Suara.com - Terdapat kekosongan perlindungan hukum pada kasus kekerasan seksual sehingga Rancangan Undang-Undang Penghapusan Kekerasan Seksual perlu segera dituntaskan dan disahkan, kata pakar hukum Universitas Gadjah Mada Yogyakarta Sri Wiyanti Eddyono.
"Saat ini hanya ada beberapa jenis kekerasan seksual yang sudah diatur dalam peraturan perundang-undangan dengan delik dan unsur yang masih terbatas," kata Sri dalam seminar daring yang diadakan Badan Keahlian DPR, Selasa (9/3/2021).

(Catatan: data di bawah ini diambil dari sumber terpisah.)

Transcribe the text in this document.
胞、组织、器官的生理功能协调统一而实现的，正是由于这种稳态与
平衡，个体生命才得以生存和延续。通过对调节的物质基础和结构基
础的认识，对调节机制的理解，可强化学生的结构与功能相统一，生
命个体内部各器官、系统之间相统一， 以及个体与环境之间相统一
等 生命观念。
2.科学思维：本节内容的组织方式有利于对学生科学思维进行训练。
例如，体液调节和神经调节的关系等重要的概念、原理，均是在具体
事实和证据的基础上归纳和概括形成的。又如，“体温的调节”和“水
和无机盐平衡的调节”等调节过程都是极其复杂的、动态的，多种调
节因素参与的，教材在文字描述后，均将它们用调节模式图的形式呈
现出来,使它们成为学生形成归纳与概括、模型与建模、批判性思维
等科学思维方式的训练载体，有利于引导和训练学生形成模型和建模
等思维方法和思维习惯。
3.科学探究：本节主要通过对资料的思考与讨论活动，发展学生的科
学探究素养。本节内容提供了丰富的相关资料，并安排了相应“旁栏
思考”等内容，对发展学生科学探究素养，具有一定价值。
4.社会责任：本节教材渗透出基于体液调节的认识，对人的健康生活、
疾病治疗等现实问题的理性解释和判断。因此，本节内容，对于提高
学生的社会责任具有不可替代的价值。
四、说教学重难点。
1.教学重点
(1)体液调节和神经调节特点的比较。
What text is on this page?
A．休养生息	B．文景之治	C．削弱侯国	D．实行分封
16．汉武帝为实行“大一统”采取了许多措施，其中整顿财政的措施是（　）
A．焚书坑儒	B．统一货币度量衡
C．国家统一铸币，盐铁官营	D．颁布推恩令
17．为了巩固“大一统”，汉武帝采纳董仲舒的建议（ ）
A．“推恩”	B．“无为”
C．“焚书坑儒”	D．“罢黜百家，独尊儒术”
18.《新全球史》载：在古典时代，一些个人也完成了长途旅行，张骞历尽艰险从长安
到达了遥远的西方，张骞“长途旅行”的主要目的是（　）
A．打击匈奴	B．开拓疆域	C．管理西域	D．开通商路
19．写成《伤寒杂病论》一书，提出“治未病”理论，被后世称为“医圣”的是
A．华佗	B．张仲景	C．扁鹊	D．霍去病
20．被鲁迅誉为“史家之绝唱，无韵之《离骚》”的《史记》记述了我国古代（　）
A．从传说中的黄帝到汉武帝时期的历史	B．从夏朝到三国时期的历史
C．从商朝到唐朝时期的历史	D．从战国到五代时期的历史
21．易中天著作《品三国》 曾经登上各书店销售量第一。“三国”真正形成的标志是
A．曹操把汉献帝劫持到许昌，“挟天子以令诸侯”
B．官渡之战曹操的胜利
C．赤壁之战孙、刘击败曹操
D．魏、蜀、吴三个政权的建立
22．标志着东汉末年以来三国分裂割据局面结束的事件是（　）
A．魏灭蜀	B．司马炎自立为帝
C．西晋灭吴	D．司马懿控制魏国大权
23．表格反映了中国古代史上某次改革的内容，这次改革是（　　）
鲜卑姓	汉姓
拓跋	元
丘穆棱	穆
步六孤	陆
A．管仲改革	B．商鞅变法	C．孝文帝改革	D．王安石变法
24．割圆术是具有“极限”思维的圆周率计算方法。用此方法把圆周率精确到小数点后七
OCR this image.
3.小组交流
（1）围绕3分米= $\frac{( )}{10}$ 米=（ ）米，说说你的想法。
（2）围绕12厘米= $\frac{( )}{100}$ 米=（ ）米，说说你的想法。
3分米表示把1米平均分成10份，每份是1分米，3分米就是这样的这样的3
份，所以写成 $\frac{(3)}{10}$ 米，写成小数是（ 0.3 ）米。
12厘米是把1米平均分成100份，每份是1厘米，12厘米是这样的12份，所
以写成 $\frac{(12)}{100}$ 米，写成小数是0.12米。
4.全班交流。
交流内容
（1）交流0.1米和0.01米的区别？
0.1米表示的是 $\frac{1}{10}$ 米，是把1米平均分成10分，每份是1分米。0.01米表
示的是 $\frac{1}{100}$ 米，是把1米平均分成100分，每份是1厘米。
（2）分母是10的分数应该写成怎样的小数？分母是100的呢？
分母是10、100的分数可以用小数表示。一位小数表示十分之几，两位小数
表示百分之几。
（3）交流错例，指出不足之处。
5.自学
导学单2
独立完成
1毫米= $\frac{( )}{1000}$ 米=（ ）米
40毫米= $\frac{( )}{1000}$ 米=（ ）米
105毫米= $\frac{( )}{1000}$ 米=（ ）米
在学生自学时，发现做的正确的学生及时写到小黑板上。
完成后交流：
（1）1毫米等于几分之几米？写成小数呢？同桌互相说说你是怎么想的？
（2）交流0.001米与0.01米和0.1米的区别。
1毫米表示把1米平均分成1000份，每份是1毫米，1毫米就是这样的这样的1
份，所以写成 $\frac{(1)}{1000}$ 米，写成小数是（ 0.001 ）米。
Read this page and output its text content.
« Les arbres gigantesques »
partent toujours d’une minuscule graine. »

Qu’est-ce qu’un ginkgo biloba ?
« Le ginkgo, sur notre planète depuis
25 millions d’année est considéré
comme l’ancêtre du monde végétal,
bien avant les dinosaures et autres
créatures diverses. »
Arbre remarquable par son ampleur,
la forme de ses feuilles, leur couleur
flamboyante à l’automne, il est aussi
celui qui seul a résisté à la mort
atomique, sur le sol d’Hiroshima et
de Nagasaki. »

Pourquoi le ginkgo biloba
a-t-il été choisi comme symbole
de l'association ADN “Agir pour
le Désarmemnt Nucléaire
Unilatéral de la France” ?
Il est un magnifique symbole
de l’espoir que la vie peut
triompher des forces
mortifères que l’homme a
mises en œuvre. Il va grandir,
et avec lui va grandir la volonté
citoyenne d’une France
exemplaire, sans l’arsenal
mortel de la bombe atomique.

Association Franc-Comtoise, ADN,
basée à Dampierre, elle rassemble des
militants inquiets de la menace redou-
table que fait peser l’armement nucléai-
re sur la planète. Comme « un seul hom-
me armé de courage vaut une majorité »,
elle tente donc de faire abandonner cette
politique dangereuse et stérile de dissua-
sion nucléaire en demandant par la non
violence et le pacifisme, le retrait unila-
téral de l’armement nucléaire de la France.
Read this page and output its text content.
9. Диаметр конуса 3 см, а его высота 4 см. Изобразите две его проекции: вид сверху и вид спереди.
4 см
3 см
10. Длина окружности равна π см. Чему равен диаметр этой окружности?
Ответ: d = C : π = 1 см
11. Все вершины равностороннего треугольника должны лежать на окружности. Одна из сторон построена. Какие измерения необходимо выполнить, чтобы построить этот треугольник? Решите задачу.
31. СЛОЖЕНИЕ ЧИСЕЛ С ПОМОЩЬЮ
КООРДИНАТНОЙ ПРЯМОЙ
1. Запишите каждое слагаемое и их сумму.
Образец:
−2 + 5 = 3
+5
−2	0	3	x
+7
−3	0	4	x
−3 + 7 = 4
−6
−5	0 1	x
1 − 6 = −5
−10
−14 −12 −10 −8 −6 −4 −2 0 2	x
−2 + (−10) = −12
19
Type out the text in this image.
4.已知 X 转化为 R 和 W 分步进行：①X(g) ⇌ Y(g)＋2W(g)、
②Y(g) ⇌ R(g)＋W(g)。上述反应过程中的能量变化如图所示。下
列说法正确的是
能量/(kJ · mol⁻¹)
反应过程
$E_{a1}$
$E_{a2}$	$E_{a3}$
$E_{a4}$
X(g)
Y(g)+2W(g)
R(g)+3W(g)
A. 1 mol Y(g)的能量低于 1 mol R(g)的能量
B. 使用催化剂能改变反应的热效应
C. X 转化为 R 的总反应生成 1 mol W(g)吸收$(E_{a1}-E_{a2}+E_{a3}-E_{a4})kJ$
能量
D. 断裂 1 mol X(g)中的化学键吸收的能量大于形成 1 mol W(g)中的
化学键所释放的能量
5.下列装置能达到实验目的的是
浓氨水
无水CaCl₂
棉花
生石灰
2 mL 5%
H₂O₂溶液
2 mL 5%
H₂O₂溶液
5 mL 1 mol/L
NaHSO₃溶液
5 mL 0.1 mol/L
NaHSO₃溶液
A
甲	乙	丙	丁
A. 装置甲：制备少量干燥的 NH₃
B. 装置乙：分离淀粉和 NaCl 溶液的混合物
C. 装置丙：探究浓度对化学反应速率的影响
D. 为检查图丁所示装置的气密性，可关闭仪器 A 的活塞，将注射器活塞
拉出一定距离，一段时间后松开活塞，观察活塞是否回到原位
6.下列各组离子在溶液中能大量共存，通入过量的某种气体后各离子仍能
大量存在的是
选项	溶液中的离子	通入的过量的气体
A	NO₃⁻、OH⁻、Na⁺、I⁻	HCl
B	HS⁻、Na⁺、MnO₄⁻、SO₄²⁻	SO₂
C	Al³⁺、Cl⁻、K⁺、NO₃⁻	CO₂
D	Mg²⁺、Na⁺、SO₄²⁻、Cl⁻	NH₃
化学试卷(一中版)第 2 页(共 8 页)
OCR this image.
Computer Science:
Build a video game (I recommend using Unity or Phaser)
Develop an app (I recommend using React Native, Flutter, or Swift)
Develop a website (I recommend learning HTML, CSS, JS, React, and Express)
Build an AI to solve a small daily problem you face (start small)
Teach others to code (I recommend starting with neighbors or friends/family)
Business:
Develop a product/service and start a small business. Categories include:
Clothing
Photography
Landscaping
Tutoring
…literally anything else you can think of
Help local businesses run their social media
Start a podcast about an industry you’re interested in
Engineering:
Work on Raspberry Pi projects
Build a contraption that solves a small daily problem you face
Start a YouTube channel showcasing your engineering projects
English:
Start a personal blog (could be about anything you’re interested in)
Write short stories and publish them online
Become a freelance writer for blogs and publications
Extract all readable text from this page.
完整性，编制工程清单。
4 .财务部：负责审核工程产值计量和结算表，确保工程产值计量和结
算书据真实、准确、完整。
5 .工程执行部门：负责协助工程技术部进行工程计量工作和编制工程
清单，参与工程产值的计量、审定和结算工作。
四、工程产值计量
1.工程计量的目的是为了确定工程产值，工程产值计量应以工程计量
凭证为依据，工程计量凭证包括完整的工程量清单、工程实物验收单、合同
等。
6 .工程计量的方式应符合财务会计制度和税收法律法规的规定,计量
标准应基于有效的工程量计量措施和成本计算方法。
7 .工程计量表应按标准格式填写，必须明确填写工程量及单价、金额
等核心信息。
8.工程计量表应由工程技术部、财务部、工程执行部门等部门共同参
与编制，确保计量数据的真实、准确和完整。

Selain itu, Sri mengatakan Kitab Undang-Undang Hukum Acara Pidana yang disusun pada tahun 1981 lebih berorientasi pada hak-hak tersangka atau terdakwa daripada hak-hak korban.
Menurut dia, pada saat KUHAP disusun, memang dinilai penting untuk mengatur hak-hak tersangka atau terdakwa.
Baca Juga: Mendikbud Nadiem Makarim Siapkan Aturan Cegah Kekerasan Seksual di Kampus
KUHAP hanya mengatur hak korban kekerasan seksual dalam dua pasal, yaitu tentang ganti rugi dan proses praperadilan. Sama sekali tidak ada yang mengatur tentang hak korban untuk mendapatkan layanan kesehatan, konseling, dan lain-lain.
"Peraturan perundang-undangan yang ada belum menyediakan skema pelindungan, penanganan, dan pemulihan korban yang komprehensif, terintegrasi, dan berkelanjutan," tuturnya.
Dalam penanganan kasus kekerasan seksual, terutama bila korbannya perempuan, kata Sri, terjadi judicial stereotyping yang menyebabkan aparat penegak hukum menjadi bias gender dalam menjalankan tugasnya.
"Proses peradilan menjadi tidak independen, menyangkal keterangan dari korban, bahkan menstigma dan menyalahkan. Budaya patriarki lebih mempercayai keterangan dari pihak laki-laki daripada perempuan," katanya.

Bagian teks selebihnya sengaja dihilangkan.